Why did God create Lucifer?

I suspect there was no subset of create-able universes where some of the free-will creatures did not rebel.

Why? And as a follow up, why does god want free will creatures that don't rebel? Doesn't that defeat the purpose of free will?

I mean God wants us to make our own decisions, but only if those decisions where the ones he wanted us to make. What kind of sense does that make?

Why give us free will and then punishing us every time we use it.

Because if the only thing we ever do is God's will, then we are never using our free will. We are just blindly obeying. So on the one hand you say God doesn't want mindless robots, but if he ever gets anything less than that, he sends them to a place of eternal torture.

Which leads to the question why is free will better than the illusion of free will?

Let me explain. If the entire universe is (as the Calvinists claim) pre ordianed from the beginning to the end, there is no free will. Every single thing that we have ever chose, was never really our choice. It was the only possible choice that we could have ever made. It would be impossible for us to make a different choice than the one we did. So even though we think that we made that choice, we didn't. It was already made for us by fate/god/etc.

So why not have a universe similar to that, where we honestly believe we have free will, but our choices are predetermined beforehand. Thus eliminating unnecessary suffering.

Also, there are multiple ways to intervene without violating free will.

After killing a couple million Jews, don't you think it would have been okay for God to just go ahead and strike Hitler dead?

He used to that kind of stuff all the time in the bible. He once killed a guy just for touching the ark to try to keep it from falling in the mud. He killed two guys for offering up the wrong sacrifice. God used to straight up kill people all the time. In fact, he once killed Jobs entire family just to win a bet against Satan. If he never violated their free will by doing that, why would it be a violation of free will for god to kill Hitler? Why would it be a violation of free will for god to stop someone from raping a child (say by killing them).

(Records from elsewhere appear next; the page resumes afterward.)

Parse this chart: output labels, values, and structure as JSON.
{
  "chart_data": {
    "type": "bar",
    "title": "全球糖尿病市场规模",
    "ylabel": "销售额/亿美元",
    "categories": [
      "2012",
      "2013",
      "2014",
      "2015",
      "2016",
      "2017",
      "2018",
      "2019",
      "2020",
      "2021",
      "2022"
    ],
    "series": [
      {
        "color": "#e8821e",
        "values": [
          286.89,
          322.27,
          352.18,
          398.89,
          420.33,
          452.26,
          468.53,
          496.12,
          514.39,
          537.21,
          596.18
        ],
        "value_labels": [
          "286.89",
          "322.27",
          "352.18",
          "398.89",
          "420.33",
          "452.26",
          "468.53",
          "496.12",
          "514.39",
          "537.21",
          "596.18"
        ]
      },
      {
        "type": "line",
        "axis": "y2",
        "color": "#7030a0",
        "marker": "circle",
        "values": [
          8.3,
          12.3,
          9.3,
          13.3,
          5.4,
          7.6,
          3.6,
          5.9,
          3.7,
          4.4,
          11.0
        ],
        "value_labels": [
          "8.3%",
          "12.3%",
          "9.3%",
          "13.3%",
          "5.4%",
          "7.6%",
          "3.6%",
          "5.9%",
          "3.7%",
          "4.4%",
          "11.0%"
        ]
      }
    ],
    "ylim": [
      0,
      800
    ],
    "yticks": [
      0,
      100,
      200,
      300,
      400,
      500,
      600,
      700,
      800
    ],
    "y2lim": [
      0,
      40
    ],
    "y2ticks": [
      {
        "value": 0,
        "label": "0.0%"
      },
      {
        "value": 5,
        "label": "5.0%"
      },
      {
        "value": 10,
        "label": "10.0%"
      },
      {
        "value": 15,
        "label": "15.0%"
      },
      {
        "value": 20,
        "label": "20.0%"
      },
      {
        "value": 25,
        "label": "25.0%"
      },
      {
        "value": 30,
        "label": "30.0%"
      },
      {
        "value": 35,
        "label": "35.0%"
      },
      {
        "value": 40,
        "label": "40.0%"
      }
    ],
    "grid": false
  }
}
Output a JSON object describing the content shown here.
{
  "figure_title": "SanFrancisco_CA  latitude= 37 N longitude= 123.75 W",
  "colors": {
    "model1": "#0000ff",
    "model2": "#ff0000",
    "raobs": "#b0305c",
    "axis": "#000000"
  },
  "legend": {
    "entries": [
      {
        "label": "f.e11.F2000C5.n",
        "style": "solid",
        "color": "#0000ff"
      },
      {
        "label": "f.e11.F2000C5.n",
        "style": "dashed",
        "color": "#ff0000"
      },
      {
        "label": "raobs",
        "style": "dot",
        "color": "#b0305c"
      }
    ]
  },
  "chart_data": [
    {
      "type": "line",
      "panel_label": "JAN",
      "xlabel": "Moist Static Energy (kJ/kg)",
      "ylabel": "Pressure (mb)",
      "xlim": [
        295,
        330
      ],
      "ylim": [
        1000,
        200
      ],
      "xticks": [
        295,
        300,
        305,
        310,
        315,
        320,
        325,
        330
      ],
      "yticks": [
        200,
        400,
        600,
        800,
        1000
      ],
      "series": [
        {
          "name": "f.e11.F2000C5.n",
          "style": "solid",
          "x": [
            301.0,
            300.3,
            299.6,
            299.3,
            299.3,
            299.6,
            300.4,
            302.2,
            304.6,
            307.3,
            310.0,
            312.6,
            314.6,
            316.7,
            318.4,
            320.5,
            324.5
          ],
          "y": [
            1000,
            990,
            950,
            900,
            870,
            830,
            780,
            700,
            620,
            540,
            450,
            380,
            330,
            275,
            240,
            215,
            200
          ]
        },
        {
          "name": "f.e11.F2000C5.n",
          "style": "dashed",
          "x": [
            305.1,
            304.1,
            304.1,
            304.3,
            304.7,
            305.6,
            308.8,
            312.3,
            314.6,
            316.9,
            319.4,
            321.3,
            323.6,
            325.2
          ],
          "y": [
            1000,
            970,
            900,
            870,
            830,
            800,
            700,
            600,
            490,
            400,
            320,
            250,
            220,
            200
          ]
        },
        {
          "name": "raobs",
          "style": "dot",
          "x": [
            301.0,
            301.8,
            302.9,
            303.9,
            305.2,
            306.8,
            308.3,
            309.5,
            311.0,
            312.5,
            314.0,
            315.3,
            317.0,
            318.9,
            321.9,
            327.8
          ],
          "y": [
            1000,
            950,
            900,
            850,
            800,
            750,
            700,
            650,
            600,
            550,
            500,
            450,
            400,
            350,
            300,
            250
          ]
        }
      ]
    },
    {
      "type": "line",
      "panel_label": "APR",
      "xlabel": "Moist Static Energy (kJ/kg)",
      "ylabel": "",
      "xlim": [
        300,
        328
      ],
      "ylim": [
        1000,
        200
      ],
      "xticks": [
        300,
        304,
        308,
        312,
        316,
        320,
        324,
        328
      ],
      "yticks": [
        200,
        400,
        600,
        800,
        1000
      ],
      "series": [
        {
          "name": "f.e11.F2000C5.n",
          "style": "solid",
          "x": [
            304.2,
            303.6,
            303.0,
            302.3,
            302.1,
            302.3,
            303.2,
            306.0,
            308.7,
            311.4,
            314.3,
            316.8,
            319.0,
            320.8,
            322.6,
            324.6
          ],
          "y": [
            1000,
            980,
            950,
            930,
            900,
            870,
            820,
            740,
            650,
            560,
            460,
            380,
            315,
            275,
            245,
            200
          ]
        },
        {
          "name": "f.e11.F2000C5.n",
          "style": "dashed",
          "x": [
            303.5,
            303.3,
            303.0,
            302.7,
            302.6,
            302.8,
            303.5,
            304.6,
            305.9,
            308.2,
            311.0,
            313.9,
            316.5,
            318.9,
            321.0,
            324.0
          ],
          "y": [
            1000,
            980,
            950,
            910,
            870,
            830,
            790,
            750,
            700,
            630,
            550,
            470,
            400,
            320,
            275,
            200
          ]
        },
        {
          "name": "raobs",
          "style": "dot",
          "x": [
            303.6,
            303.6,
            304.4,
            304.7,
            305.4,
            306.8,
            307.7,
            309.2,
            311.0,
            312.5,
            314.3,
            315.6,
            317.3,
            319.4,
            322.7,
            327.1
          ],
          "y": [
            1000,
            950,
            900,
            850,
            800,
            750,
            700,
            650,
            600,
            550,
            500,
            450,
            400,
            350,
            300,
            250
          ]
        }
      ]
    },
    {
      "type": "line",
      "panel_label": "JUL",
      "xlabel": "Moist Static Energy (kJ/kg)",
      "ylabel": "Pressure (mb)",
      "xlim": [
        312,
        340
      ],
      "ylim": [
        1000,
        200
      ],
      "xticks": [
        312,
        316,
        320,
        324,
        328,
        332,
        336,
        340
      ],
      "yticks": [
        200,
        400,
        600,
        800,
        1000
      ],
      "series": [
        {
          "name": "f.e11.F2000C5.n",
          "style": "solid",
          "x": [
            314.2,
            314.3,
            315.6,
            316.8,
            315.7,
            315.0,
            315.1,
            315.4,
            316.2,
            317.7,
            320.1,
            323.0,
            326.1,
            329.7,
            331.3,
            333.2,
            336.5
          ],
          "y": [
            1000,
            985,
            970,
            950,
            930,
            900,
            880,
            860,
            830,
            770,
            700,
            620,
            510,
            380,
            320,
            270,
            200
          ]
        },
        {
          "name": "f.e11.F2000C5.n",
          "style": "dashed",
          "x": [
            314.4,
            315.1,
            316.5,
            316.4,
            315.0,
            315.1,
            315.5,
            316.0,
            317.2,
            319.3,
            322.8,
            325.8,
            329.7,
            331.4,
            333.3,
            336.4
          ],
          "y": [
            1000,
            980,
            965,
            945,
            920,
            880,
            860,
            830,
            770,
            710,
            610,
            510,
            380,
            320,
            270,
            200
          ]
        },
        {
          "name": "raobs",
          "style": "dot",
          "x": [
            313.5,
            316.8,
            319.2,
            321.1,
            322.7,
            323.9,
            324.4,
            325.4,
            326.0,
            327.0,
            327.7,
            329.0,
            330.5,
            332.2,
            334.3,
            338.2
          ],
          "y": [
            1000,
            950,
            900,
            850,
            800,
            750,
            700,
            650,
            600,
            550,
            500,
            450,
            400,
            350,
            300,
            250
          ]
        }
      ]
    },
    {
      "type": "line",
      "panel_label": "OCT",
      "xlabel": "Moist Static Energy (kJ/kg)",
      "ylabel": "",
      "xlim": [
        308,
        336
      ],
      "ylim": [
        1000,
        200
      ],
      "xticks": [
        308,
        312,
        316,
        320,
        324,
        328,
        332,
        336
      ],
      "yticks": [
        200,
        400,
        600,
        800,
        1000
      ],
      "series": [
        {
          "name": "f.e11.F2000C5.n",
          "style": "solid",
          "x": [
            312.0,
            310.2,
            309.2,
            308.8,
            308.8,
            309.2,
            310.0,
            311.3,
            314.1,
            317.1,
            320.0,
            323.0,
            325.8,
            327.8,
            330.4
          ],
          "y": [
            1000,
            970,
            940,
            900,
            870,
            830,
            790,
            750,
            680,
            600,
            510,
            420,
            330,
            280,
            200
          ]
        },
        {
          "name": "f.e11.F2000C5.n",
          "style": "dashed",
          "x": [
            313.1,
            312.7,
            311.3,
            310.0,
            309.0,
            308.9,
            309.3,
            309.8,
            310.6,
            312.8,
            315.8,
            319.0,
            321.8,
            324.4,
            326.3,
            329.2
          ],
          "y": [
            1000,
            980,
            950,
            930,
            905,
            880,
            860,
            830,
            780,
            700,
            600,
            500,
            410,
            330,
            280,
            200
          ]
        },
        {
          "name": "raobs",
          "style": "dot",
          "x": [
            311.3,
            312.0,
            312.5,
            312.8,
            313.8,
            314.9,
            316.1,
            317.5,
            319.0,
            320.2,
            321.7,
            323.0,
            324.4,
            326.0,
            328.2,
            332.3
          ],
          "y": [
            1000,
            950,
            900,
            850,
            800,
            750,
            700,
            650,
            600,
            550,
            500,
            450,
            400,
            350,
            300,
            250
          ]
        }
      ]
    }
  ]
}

Some people think it's because God simply didn't foreknow what his creatures would do

But isn't God all knowing? And if he didn't know, why didn't he know? Also, (once again) why give them free will if he never wanted them to use it?

Because that's the only way someone could use free will. The only thing free will introduced that was different was the option to disobey god. So how is it that god the wisest being that ever existed, didn't figure out that giving people the option to disobey him would result in some people disobeying him?